Jerusalem: Israeli police launch manhunt after attack on two Israelis

A gunman fired, wounding two Israelis, not far from the tomb of Simon the Just, a place of pilgrimage for ultra-Orthodox Jews, in Jerusalem, Israeli police announced on Tuesday April 18

Jerusalem: Israeli police launch manhunt after attack on two Israelis

A gunman fired, wounding two Israelis, not far from the tomb of Simon the Just, a place of pilgrimage for ultra-Orthodox Jews, in Jerusalem, Israeli police announced on Tuesday April 18. Since then, police and border guards have been conducting a manhunt for the shooter in what Israeli police suspect was a "terrorist attack". Police said they found a "Carlo" submachine gun, a clandestinely manufactured submachine gun used by the assailant.

The Magen David Adom, the Israeli equivalent of the Red Cross, added that the injured, two men, continued to drive after the attack that targeted their car shortly before 7:10 a.m. (6:10 a.m. in Paris) in the neighborhood. of Sheikh Jarrah, in East Jerusalem, and had reported it to the police, before being taken care of by the emergency services.

The neighborhood was cordoned off and large numbers of heavily armed law enforcement personnel were deployed there.

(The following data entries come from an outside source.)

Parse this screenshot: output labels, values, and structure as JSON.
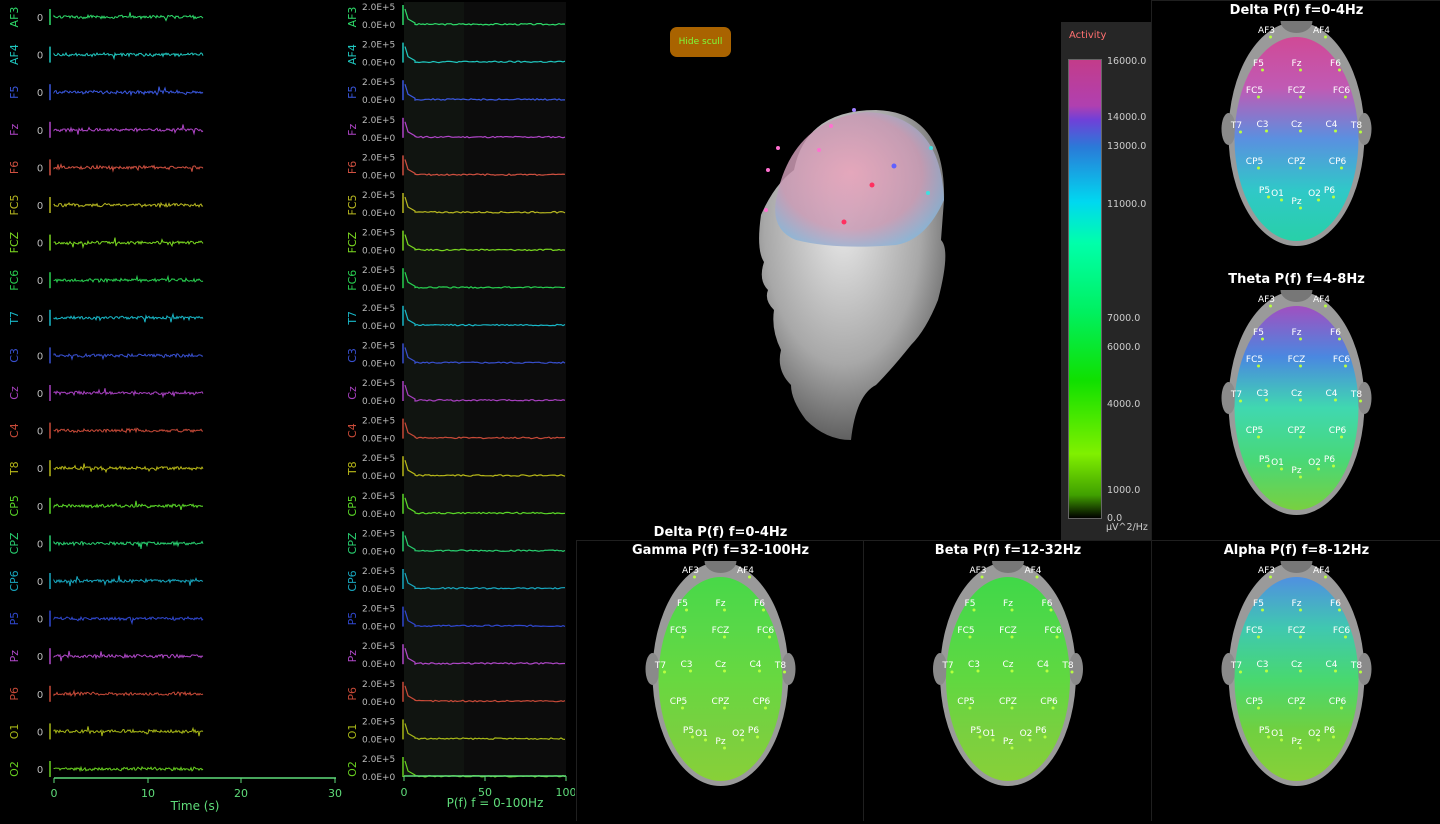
{
  "eeg": {
    "channels": [
      {
        "name": "AF3",
        "color": "#2edc6a"
      },
      {
        "name": "AF4",
        "color": "#20c8c0"
      },
      {
        "name": "F5",
        "color": "#3a58e0"
      },
      {
        "name": "Fz",
        "color": "#b045c8"
      },
      {
        "name": "F6",
        "color": "#d05040"
      },
      {
        "name": "FC5",
        "color": "#b8b820"
      },
      {
        "name": "FCZ",
        "color": "#7ad820"
      },
      {
        "name": "FC6",
        "color": "#28d050"
      },
      {
        "name": "T7",
        "color": "#18b8c8"
      },
      {
        "name": "C3",
        "color": "#3850d0"
      },
      {
        "name": "Cz",
        "color": "#a840c0"
      },
      {
        "name": "C4",
        "color": "#c84a38"
      },
      {
        "name": "T8",
        "color": "#b8b818"
      },
      {
        "name": "CP5",
        "color": "#5ad828"
      },
      {
        "name": "CPZ",
        "color": "#28d070"
      },
      {
        "name": "CP6",
        "color": "#18a8c0"
      },
      {
        "name": "P5",
        "color": "#3048d0"
      },
      {
        "name": "Pz",
        "color": "#b048c8"
      },
      {
        "name": "P6",
        "color": "#c84a38"
      },
      {
        "name": "O1",
        "color": "#a8b818"
      },
      {
        "name": "O2",
        "color": "#68d020"
      }
    ],
    "zero_label": "0",
    "x_ticks": [
      "0",
      "10",
      "20",
      "30"
    ],
    "x_label": "Time (s)"
  },
  "psd": {
    "y_top": "2.0E+5",
    "y_bottom": "0.0E+0",
    "x_ticks": [
      "0",
      "50",
      "100"
    ],
    "x_label": "P(f) f = 0-100Hz"
  },
  "center": {
    "hide_button": "Hide scull",
    "colorbar": {
      "title": "Activity",
      "labels": [
        "16000.0",
        "14000.0",
        "13000.0",
        "11000.0",
        "7000.0",
        "6000.0",
        "4000.0",
        "1000.0",
        "0.0"
      ],
      "unit": "µV^2/Hz"
    },
    "overlay_title": "Delta P(f) f=0-4Hz"
  },
  "maps": {
    "delta": {
      "title": "Delta P(f) f=0-4Hz",
      "colors": [
        "#d04a96",
        "#c05ab4",
        "#5a90e0",
        "#30c8c8",
        "#28d0a8"
      ]
    },
    "theta": {
      "title": "Theta P(f) f=4-8Hz",
      "colors": [
        "#a050c0",
        "#4a88e0",
        "#40d8b0",
        "#48d878",
        "#78d040"
      ]
    },
    "gamma": {
      "title": "Gamma P(f) f=32-100Hz",
      "colors": [
        "#48d848",
        "#58d848",
        "#68d840",
        "#78d040",
        "#88d038"
      ]
    },
    "beta": {
      "title": "Beta P(f) f=12-32Hz",
      "colors": [
        "#40d848",
        "#50d848",
        "#60d840",
        "#78d040",
        "#88d038"
      ]
    },
    "alpha": {
      "title": "Alpha P(f) f=8-12Hz",
      "colors": [
        "#5090e0",
        "#40c8b0",
        "#48d870",
        "#70d040",
        "#88d038"
      ]
    },
    "electrodes": [
      "AF3",
      "AF4",
      "F5",
      "Fz",
      "F6",
      "FC5",
      "FCZ",
      "FC6",
      "T7",
      "C3",
      "Cz",
      "C4",
      "T8",
      "CP5",
      "CPZ",
      "CP6",
      "P5",
      "O1",
      "Pz",
      "O2",
      "P6"
    ]
  }
}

The shootings took place near a Jewish shrine: Sheikh Jarrah was at the heart of tensions in 2021 between Israeli residents and settlers trying to gain ground there. These tensions had contributed to the outbreak of the May 2021 war between Israel and Hamas and Palestinian Islamic Jihad fighters in the Gaza Strip.

Renewed violence since the beginning of the year

The attack comes as Israel commemorates the Holocaust and against the backdrop of a return to Israeli-Palestinian violence since the beginning of the year after the entry into office, at the end of December, of one of the most on the right of Israel's history, led by Prime Minister Binyamin Netanyahu.

Since the beginning of the year, the Israeli-Palestinian conflict has claimed the lives of at least 96 Palestinians, 19 Israelis, a Ukrainian and an Italian, according to an Agence France-Presse count compiled from official Israeli sources and Palestinians.

These numbers include, on the Palestinian side, combatants and civilians, including minors; on the Israeli side, mostly civilians, including minors, and three members of the Arab minority.